James Panzavecchia, propriétaire d’un marché 
au vif dans le Queens avec un coq Sasso. 
Le communautarisme des grandes villes américaines peut maintenir le marché du vif 
si celui-ci continue à se professionnaliser.
James Panzavecchia, propriétaire d’un marché
au vif dans le Queens avec un coq Sasso.
Le communautarisme des grandes villes américaines peut maintenir le marché du vif
si celui-ci continue à se professionnaliser.
© P. Le Douarin

Il est dix heures ce mercredi matin à New York, dans la boutique pas comme les autres de James et Joe Panzavecchia, située sur la 46e avenue du quartier Corona de la municipalité du Queens(1). Dans une longue salle, de jeunes femmes attendent leur tour entre les deux hautes rangées de cages métalliques sur roulettes. Elles sont venues faire l’acquisition de ce qui constituera leur déjeuner familial. La gamme de choix est large : lapin, canard, poule pondeuse réformée, coq de reproduction réformé, poulet blanc (Cobb ou Arbor Acres), poulet coloré (Sasso), dinde colorée (surtout durant la semaine du thanksgiving qui aura lieu le 4 décembre) et plus rarement de la pintade. La particularité de ce « live market » ou « vivaro » (les termes américain et hispanique), c’est de les proposer vivantes et de les abattre sur place. Après le choix par la cliente, James pèse l’animal et le passe à un employé qui va l’abattre et le préparer dans l’arrière-boutique aménagée en tuerie. Un quart d’heure plus tard, la volaille est rendue emballée et souvent découpée. Affiché sur un grand panneau, le prix oscille entre 1,50 dollar la livre (453,6 g) pour les réformes et 4 dollars pour le canard, soit 2,60 à 7 € du kilo vif (pour une parité euro/dollar de 1,25). Le poulet blanc est à 4,20 €/kg vif et le coloré à 5,30 €. Ce dernier se vend sous trois formats : le « baby » de 3 livres, le « broiler » de 5 livres et le « roasting » de 8 livres. C’est bien plus cher qu’un poulet prêt à cuire issu de la production standardisée, qui en promotion coûte environ 4,80 euros la pièce.

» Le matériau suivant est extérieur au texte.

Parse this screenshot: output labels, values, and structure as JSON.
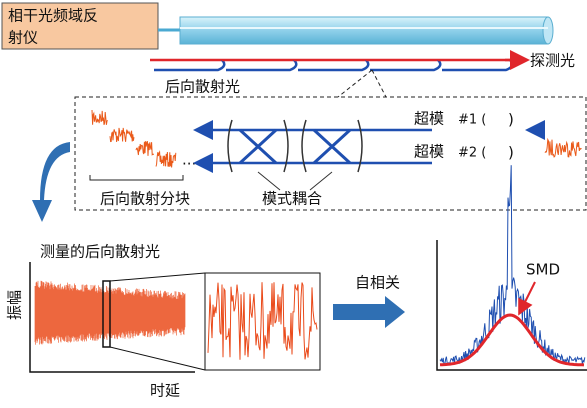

Un acte d’achat fortement identitaire


« À 90 %, mes clients sont d’origine latino », explique James. Leur motivation d’achat est avant tout culturelle. « Plutôt qu’aller au supermarché, ils préfèrent consommer des produits extra-frais provenant de volailles qu’ils ont choisies. » Beaucoup de ses clientes ont élevé des volailles dans leur pays d’origine ou maintiennent la tradition. « Nous n’avons quasiment aucun client américain blanc », ajoute le propriétaire des lieux. D’origine italienne, James tient cette affaire six jours sur sept depuis trente-huit ans, comme son père et son grand-père avant lui dans le quartier de Brooklyn. Les boutiques comme celle-ci se trouvent essentiellement dans les municipalités du Queens et de Brooklyn où se concentrent les consommateurs et où peuvent exercer ces marchés. Un tel commerce serait inconcevable à Manhattan. « Cette ville compte une centaine de boutiques, précise Jacob Helfrich, du fournisseur Watkins Poultry Merchants. On retrouve ici toutes les nationalités. Les États-Unis est un pays de tolérance où les différences peuvent s’exprimer. Beaucoup d’immigrés maintiennent leur tradition culinaire, leur culture et leur pratique religieuse. »
De nombreuses communautés sont adeptes des marchés du vif, avec des boutiques dédiées et des produits préférés : surtout les hispaniques, les asiatiques et les musulmans, puis les juifs hassidiques. Ainsi, Jacob rapporte le cas de deux boutiques attenantes, l’une vendant exclusivement aux asiatiques et l’autre aux juifs.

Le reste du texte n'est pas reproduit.